Folha - Quais são os efeitos colaterais que o uso sistemático dos anti-hipertensivos podem trazer às pessoas que têm pressão normal?
Tzourio -
Quando o estudo Progress foi desenhado, havia muita incerteza. Os médicos temiam o risco de hipotensão, ou seja reduzir muito a pressão e provocar sintomas como tonteira, náuseas e sonolência. Os medicamentos selecionados para o estudo são reconhecidos por sua eficácia em controlar a pressão arterial, e, além disso, o perindopril tem qualidades particulares: um efeito prolongado que permite uma tomada única diária, com um efeito regular sobre a pressão (não a reduz abruptamente). Também reduz a pressão arterial, mantendo o fluxo cerebral (sem interferir negativamente sobre ele). A tolerabilidade ao tratamento nos quatro anos do estudo foi excelente.

Folha - De que forma as drogas reduzem o risco de complicações sérias como demência e incapacidade nas vítimas de AVC?
Tzourio -
Esse foi um resultado muito importante do estudo que mostrou pela primeira vez ser possível prevenir a demência e a incapacidade após o AVC. Com esse tratamento foi possível reduzir em 35% o risco de demência pós-AVC. Esse resultado é ainda mais forte em pacientes que não tinham nenhum déficit cognitivo no início do estudo. Nesse grupo, a proteção chegou a 50%.

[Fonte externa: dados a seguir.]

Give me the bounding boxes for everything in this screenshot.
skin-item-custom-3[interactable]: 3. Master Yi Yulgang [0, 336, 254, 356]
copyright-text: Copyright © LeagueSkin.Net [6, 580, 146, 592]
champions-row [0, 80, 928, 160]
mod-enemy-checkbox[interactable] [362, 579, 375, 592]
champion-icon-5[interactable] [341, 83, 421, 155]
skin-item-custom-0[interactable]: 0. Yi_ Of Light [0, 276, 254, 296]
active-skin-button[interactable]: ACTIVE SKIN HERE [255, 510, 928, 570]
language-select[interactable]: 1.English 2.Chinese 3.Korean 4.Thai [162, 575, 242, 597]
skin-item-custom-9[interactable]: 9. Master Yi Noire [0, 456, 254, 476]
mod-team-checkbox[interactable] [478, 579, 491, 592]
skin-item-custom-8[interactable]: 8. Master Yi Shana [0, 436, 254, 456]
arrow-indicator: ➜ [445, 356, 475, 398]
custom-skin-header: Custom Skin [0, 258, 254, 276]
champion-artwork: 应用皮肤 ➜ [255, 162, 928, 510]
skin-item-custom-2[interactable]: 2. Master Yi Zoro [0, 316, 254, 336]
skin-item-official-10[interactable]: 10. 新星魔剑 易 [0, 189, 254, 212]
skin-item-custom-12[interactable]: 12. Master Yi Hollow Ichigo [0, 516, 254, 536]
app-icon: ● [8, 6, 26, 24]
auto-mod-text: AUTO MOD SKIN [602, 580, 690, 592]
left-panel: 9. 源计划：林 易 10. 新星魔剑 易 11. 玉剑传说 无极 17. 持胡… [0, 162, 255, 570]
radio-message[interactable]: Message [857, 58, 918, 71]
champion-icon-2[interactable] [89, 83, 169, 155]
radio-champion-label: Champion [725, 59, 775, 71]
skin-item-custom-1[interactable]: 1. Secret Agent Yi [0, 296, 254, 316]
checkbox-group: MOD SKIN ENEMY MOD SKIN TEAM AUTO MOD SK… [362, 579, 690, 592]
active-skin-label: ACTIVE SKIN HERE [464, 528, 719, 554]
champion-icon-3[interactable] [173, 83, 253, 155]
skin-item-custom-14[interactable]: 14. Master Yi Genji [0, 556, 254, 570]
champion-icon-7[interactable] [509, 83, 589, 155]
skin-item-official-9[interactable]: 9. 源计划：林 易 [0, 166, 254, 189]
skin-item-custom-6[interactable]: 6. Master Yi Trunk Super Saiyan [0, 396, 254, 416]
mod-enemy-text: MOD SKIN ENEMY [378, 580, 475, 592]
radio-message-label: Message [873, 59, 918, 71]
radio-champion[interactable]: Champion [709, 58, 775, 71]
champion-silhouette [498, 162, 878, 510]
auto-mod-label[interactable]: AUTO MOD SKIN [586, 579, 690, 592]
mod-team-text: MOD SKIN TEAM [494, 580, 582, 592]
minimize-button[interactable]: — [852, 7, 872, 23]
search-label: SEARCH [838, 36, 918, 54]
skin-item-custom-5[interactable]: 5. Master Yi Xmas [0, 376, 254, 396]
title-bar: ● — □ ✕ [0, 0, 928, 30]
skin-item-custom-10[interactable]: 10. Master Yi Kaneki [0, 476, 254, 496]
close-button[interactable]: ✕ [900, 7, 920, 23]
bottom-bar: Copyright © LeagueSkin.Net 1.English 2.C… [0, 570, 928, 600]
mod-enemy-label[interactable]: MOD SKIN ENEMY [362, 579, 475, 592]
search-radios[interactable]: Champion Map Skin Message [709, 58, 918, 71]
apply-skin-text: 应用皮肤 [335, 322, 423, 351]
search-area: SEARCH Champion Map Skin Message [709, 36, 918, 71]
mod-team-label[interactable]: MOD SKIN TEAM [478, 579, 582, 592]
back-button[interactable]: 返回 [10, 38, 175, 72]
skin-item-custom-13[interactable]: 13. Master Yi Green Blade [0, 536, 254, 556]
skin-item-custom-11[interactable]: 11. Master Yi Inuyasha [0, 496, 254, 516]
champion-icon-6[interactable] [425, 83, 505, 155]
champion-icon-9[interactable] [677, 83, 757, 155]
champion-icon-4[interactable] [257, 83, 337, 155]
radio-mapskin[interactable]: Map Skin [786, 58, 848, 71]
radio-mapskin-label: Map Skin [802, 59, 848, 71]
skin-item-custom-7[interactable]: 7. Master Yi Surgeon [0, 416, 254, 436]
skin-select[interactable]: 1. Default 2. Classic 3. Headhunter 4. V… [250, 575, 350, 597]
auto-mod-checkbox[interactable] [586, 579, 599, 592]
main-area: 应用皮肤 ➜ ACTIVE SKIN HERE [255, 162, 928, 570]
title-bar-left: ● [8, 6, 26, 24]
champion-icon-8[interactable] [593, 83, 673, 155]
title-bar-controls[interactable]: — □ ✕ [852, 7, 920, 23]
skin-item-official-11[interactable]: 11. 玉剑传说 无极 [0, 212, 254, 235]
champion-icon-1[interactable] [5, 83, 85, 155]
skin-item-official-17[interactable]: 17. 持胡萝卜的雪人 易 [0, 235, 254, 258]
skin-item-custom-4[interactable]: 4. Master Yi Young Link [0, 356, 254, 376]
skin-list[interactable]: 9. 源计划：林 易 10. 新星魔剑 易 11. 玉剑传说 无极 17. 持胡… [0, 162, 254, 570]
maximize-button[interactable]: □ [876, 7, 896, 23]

Folha - Atualmente as vítimas de AVC usam aspirina para evitar um novo derrame. O uso desse medicamento deve ser suspenso?
Tzourio -
Cerca de 60% dos pacientes no estudo Progress estavam utilizando aspirina. Como em todo estudo randomizado [processo de divisão dos pacientes que garante uma uniformidade entre os dois grupos do estudo", houve a mesma proporção de pacientes usando aspirina nos dois grupos [ativo e placebo". Em outras palavras, o efeito do tratamento utilizado no Progress foi adicional ao efeito protetor da aspirina. Drogas com ação antiagregação plaquetária [aumentam a viscosidade do sangue", como a aspirina, têm provado ser uma proteção modesta, porém significativa no AVC recorrente, no caso dos pacientes que tiveram um primeiro AVC do tipo isquêmico [no caso de AVC hemorrágico, a aspirina está contra-indicada". Portanto, para os casos de AVC isquêmico, os pacientes devem continuar recebendo drogas antiagregantes e, após o estudo Progress, eles também devem receber perindopril e indapamida.